How about you? Any dream locations for Holiday shopping?

This Christmas is exceptionally busy–and not with Christmas things! So I haven’t even been Christmas shopping yet. So today I went looking for an old Christmas posting and I found one!

Last week I was dreaming about shopping in Mayfair and it seems in 2011 I was dreaming about shopping in Regency England (I do a lot of dreaming, apparently).

Here’s what I said I’d purchase for my family and friends back then. Seems just as good to me now….If the year were 1819 and I was shopping in London.

If in Regency England, first place I’d go would be to the mall–The Burlington Arcade, I mean.

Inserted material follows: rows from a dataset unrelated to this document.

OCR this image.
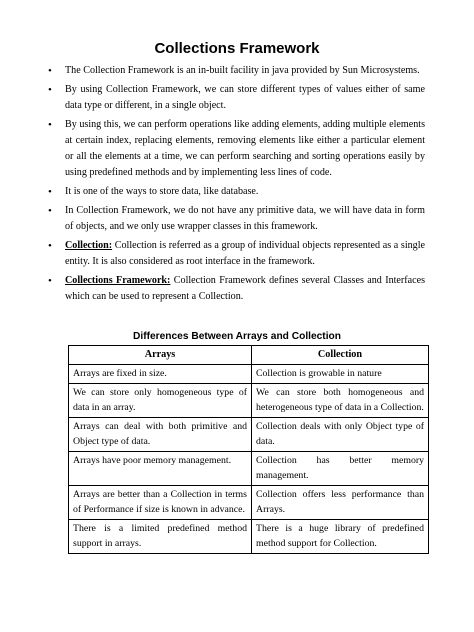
Collections Framework
• The Collection Framework is an in-built facility in java provided by Sun Microsystems.
• By using Collection Framework, we can store different types of values either of same data type or different, in a single object.
• By using this, we can perform operations like adding elements, adding multiple elements at certain index, replacing elements, removing elements like either a particular element or all the elements at a time, we can perform searching and sorting operations easily by using predefined methods and by implementing less lines of code.
• It is one of the ways to store data, like database.
• In Collection Framework, we do not have any primitive data, we will have data in form of objects, and we only use wrapper classes in this framework.
• Collection: Collection is referred as a group of individual objects represented as a single entity. It is also considered as root interface in the framework.
• Collections Framework: Collection Framework defines several Classes and Interfaces which can be used to represent a Collection.
Differences Between Arrays and Collection
Arrays	Collection
Arrays are fixed in size.	Collection is growable in nature
We can store only homogeneous type of data in an array.	We can store both homogeneous and heterogeneous type of data in a Collection.
Arrays can deal with both primitive and Object type of data.	Collection deals with only Object type of data.
Arrays have poor memory management.	Collection has better memory management.
Arrays are better than a Collection in terms of Performance if size is known in advance.	Collection offers less performance than Arrays.
There is a limited predefined method support in arrays.	There is a huge library of predefined method support for Collection.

The Burlington Arcade is a covered shopping area behind Bond Street on what was formerly the garden of Burlington House. Lord George Cavendish, younger brother of the Duke of Devonshire owned Burlington House and wanted to do something to prevent ruffians from throwing trash and oyster shells into his garden. He hired architect Same Ware to design the arcade which had spaces for 72 enclosed shops. The arcade opened in 1819 and was an instant success. It is still the place to go for fashionable shopping in London.

On my London trip this September 2014, I walked through the Arcade and glanced at the windows of all the lovely shops still doing a thriving business.

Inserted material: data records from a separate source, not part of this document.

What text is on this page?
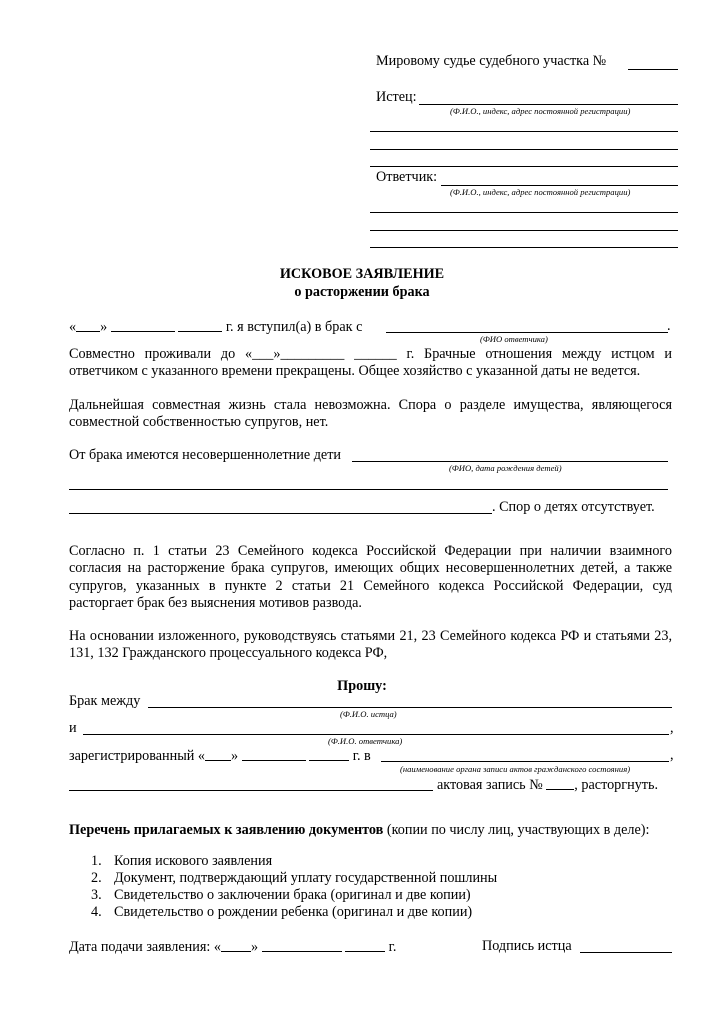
Мировому судье судебного участка №
Истец:
(Ф.И.О., индекс, адрес постоянной регистрации)
Ответчик:
(Ф.И.О., индекс, адрес постоянной регистрации)
ИСКОВОЕ ЗАЯВЛЕНИЕ
о расторжении брака
« »	г. я вступил(а) в брак с	.
(ФИО ответчика)
Совместно проживали до «___»_________ ______ г. Брачные отношения между истцом и ответчиком с указанного времени прекращены. Общее хозяйство с указанной даты не ведется.
Дальнейшая совместная жизнь стала невозможна. Спора о разделе имущества, являющегося совместной собственностью супругов, нет.
От брака имеются несовершеннолетние дети
(ФИО, дата рождения детей)
. Спор о детях отсутствует.
Согласно п. 1 статьи 23 Семейного кодекса Российской Федерации при наличии взаимного согласия на расторжение брака супругов, имеющих общих несовершеннолетних детей, а также супругов, указанных в пункте 2 статьи 21 Семейного кодекса Российской Федерации, суд расторгает брак без выяснения мотивов развода.
На основании изложенного, руководствуясь статьями 21, 23 Семейного кодекса РФ и статьями 23, 131, 132 Гражданского процессуального кодекса РФ,
Прошу:
Брак между
(Ф.И.О. истца)
и	,
(Ф.И.О. ответчика)
зарегистрированный « »	г. в	,
(наименование органа записи актов гражданского состояния)
актовая запись № , расторгнуть.
Перечень прилагаемых к заявлению документов (копии по числу лиц, участвующих в деле):
1. Копия искового заявления
2. Документ, подтверждающий уплату государственной пошлины
3. Свидетельство о заключении брака (оригинал и две копии)
4. Свидетельство о рождении ребенка (оригинал и две копии)
Дата подачи заявления: « »	г.	Подпись истца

I also used the Burlington Arcade in my 2012 book, A Not So Respectable Gentleman. Leo, the hero and brother of the Diamonds of Wellbourne Manor, runs into the Burlington Arcade to escape the bad guys….

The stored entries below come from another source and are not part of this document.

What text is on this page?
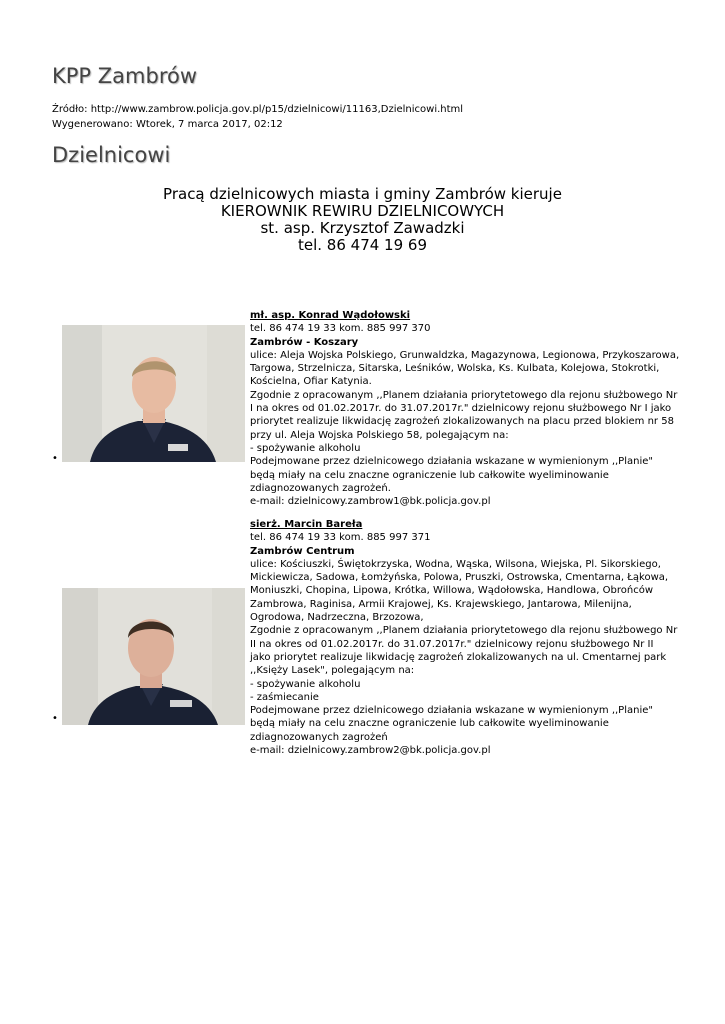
KPP Zambrów
Źródło: http://www.zambrow.policja.gov.pl/p15/dzielnicowi/11163,Dzielnicowi.html
Wygenerowano: Wtorek, 7 marca 2017, 02:12
Dzielnicowi
Pracą dzielnicowych miasta i gminy Zambrów kieruje
KIEROWNIK REWIRU DZIELNICOWYCH
st. asp. Krzysztof Zawadzki
tel. 86 474 19 69
•
mł. asp. Konrad Wądołowski
tel. 86 474 19 33 kom. 885 997 370
Zambrów - Koszary
ulice: Aleja Wojska Polskiego, Grunwaldzka, Magazynowa, Legionowa, Przykoszarowa,
Targowa, Strzelnicza, Sitarska, Leśników, Wolska, Ks. Kulbata, Kolejowa, Stokrotki,
Kościelna, Ofiar Katynia.
Zgodnie z opracowanym ,,Planem działania priorytetowego dla rejonu służbowego Nr
I na okres od 01.02.2017r. do 31.07.2017r." dzielnicowy rejonu służbowego Nr I jako
priorytet realizuje likwidację zagrożeń zlokalizowanych na placu przed blokiem nr 58
przy ul. Aleja Wojska Polskiego 58, polegającym na:
- spożywanie alkoholu
Podejmowane przez dzielnicowego działania wskazane w wymienionym ,,Planie"
będą miały na celu znaczne ograniczenie lub całkowite wyeliminowanie
zdiagnozowanych zagrożeń.
e-mail: dzielnicowy.zambrow1@bk.policja.gov.pl
•
sierż. Marcin Bareła
tel. 86 474 19 33 kom. 885 997 371
Zambrów Centrum
ulice: Kościuszki, Świętokrzyska, Wodna, Wąska, Wilsona, Wiejska, Pl. Sikorskiego,
Mickiewicza, Sadowa, Łomżyńska, Polowa, Pruszki, Ostrowska, Cmentarna, Łąkowa,
Moniuszki, Chopina, Lipowa, Krótka, Willowa, Wądołowska, Handlowa, Obrońców
Zambrowa, Raginisa, Armii Krajowej, Ks. Krajewskiego, Jantarowa, Milenijna,
Ogrodowa, Nadrzeczna, Brzozowa,
Zgodnie z opracowanym ,,Planem działania priorytetowego dla rejonu służbowego Nr
II na okres od 01.02.2017r. do 31.07.2017r." dzielnicowy rejonu służbowego Nr II
jako priorytet realizuje likwidację zagrożeń zlokalizowanych na ul. Cmentarnej park
,,Księży Lasek", polegającym na:
- spożywanie alkoholu
- zaśmiecanie
Podejmowane przez dzielnicowego działania wskazane w wymienionym ,,Planie"
będą miały na celu znaczne ograniczenie lub całkowite wyeliminowanie
zdiagnozowanych zagrożeń
e-mail: dzielnicowy.zambrow2@bk.policja.gov.pl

If I can’t find all the gifts in the Burlington Arcade, I can shop at a department store–Harding Howell and Co, which sells everything from lace and every kind of haberdashery, but also jewelry, watches, clocks, perfumery and more. Harding Howell and Co. was opened in 1807 in Pall Mall, but it closed in 1820, so I couldn’t visit it on my recent trip.

I have a list to follow of what I’m looking for. (In 1819, I was organized; not so much now.)

Dear Husband: He likes gizmos. And he loves clocks. I think I’ll buy him a French clock. But he’d like a gizmo toy, too, like some kind of automaton.

Dear Daughter: She’s a music lover. I might buy her the latest piano sheet music from the music seller in the arcade although guitar is her instrument of choice. Maybe she’d play the harp in the Regency.

Dear Son: He’d probably want the latest in dueling pistols. Or the best hunting whip, although in today’s world, his shooting would be confined to video games and his vehicle accessory would probably be a GPS or cell phone holder.

Dear Daughter-in-law: (she wasn’t on that 2011 list, but I must add her now) She is an artist, so I would purchase art supplies from Thomas Hewlett Oil and Colourman near the Egyptian Hall, like Jack did in Gallant Officer, Forbidden Lady.

Dearest Grandson!: (also not on the 2011 list – he’s only 17 mos. old, after all) Grandson loves cars and trucks, so I suppose in 1819, he might like a toy horse and carriage from Mr. Hamley’s toy store on High Holburn Street, the toy store where Anna and Brent bought toys for Brent’s children in Born To Scandal.

Dear Sisters: for one I’ll have to go to Jermyn Street and buy her some fragrance from Floris (where she and I shopped this past September!). The other might like a pretty new bonnet–I’d get her a Yorkshire terrier puppy (she has 3 already) but the breed won’t exist for a few years yet.

Dear Friends: Oh, I know what I’d buy them. BOOKS!!! Perhaps in 1819, I’d buy them two books in one. Northanger Abbey and Persuasion, published in 1818. Sadly the author died in 1817, but she is our favorite author.

What gifts would you buy for friends and family if you were shopping in Regency England?

And, are you as ill-prepared as I am this year?